We are evaluating Drill and Druid as a solution for querying gzipped json data files in s3. To make it more fun each line in a file can be one of like 10 different json structures. The structures can be very different. We want to be able to query this data in s3 so it doesn’t have to live on ebs volumes ($$). Parquet seems to be more compact so this will save time in transferring the file at least and supposedly can allow for faster querying. I read this http://druid.io/docs/latest/comparisons/druid-vs-sql-on-hadoop.html and am a bit confused. It sounds like parquet can make druid queries faster. Can Druid ingest parquet files and is it efficient or at least as efficient as json?

Scott, I think you may be misunderstanding how Druid works.

Druid is not a SQL-on-Hadoop solution. All Druid segments must be downloaded locally before they can be queried, unlike a system like Drill that can query for Parquet files in S3 directly. To use Parquet with Druid, you would have to read data from Parquet and convert it into Druid’s segment format. There is an existing extension to do this.

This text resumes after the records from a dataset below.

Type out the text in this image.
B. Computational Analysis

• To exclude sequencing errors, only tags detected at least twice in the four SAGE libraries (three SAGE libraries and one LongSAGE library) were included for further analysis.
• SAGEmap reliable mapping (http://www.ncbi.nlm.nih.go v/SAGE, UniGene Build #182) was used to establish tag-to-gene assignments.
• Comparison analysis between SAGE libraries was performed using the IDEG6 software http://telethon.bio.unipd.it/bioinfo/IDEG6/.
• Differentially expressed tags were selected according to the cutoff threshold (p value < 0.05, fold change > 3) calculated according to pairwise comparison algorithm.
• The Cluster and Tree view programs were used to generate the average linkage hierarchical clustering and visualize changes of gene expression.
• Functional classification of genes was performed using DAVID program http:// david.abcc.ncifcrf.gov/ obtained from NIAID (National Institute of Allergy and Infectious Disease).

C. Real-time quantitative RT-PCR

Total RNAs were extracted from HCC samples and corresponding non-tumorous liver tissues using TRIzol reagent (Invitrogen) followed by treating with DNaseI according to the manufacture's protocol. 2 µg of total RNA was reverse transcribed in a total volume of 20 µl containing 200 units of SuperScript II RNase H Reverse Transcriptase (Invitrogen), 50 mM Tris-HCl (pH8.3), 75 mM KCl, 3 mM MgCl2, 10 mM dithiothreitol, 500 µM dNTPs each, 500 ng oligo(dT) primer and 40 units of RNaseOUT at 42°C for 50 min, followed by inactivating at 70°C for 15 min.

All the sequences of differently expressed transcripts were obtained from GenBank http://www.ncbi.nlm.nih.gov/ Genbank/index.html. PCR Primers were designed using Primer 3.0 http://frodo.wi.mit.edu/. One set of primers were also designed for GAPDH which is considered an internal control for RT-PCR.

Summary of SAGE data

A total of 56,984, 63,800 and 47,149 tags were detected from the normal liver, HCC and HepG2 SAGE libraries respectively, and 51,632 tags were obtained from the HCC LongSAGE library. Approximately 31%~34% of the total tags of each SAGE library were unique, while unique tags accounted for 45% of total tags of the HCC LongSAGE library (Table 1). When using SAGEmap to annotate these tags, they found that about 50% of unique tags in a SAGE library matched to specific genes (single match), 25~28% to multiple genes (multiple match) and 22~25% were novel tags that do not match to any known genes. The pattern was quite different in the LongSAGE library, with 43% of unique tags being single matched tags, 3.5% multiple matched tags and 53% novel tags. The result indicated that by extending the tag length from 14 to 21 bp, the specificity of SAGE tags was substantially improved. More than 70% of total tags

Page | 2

The tradeoff is of course the latency in which queries return. If you can live with queries that take minutes or hours, then you can pull data from S3 into Drill and have Drill do the computation. Depending on the frequency of queries, this may be a more expensive option because of network transfer costs than if you had Druid download all segments locally and query that data instead.

Ah, ok.
We are trying to move a bunch of data out of MySQL to S3. If we want to query it with Druid we will end up pulling it down from s3 and onto the Druid ebs volumes defeating the whole purpose.
I was starting to think Druid might work for us but now I don’t think so.

Thanks Fangjin.

Scott, what are you trying to do?

In terms of general product requirements and data volumes?

Hey Scott,

Druid is really different from Drill– Drill is a query engine, it queries data where it lies. Druid by contrast is a data store. It indexes your data into its own data format and then distributes that data across all the Druid nodes before queries are issued. The query path involves local reads of data already present on the Druid nodes. This design generally offers better performance, but you do need to store the indexed dataset on the Druid nodes. This can be substantially smaller than the raw data (thanks to compression and rollup).

Hope this helps.

We are trying to move a big chunk of data out of mysql and into s3. Keeping the data on ebs volumes is expensive but we still want to query it.

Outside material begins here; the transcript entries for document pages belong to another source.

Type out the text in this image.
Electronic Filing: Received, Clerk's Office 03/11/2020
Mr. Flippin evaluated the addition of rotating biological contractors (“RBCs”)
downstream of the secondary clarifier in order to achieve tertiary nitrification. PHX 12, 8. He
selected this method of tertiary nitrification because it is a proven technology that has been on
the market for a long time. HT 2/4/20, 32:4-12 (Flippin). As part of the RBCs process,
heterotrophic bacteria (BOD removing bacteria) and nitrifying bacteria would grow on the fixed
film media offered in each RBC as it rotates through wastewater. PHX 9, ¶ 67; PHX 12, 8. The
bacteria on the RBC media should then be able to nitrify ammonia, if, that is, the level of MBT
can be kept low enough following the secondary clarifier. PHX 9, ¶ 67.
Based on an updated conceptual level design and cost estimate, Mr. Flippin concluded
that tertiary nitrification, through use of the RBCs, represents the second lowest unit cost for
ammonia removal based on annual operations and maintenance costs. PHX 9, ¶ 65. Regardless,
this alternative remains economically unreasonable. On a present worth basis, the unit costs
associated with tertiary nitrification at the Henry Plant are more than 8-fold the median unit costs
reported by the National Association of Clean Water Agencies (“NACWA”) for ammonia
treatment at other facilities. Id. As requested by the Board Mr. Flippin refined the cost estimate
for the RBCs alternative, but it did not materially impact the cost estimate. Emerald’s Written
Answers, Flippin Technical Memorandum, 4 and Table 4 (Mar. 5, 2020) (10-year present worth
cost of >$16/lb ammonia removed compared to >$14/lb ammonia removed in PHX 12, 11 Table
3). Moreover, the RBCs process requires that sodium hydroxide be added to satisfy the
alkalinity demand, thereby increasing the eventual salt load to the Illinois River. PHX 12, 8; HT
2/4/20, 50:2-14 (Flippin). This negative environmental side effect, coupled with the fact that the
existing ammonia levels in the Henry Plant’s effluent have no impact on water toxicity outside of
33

Ok, i’ll do some test to see if the compression and rollup will be enough.

Depending on how much data you have, and how much compute you want to dedicate to querying, you may be able to use the local disks that instances already come with. r3 and i2 instances are pretty popular for Druid query nodes, and the i2s especially have a lot of local storage. Many users in aws find that they don’t need ebs.

I was just thinking that we could use the instance store volumes since the data will still persist in s3. Maybe, there’s a lot of data.

Hi Scott, just out of curiosity, what issues are you facing with mysql?

This is more about cost saving. All this EBS is expensive.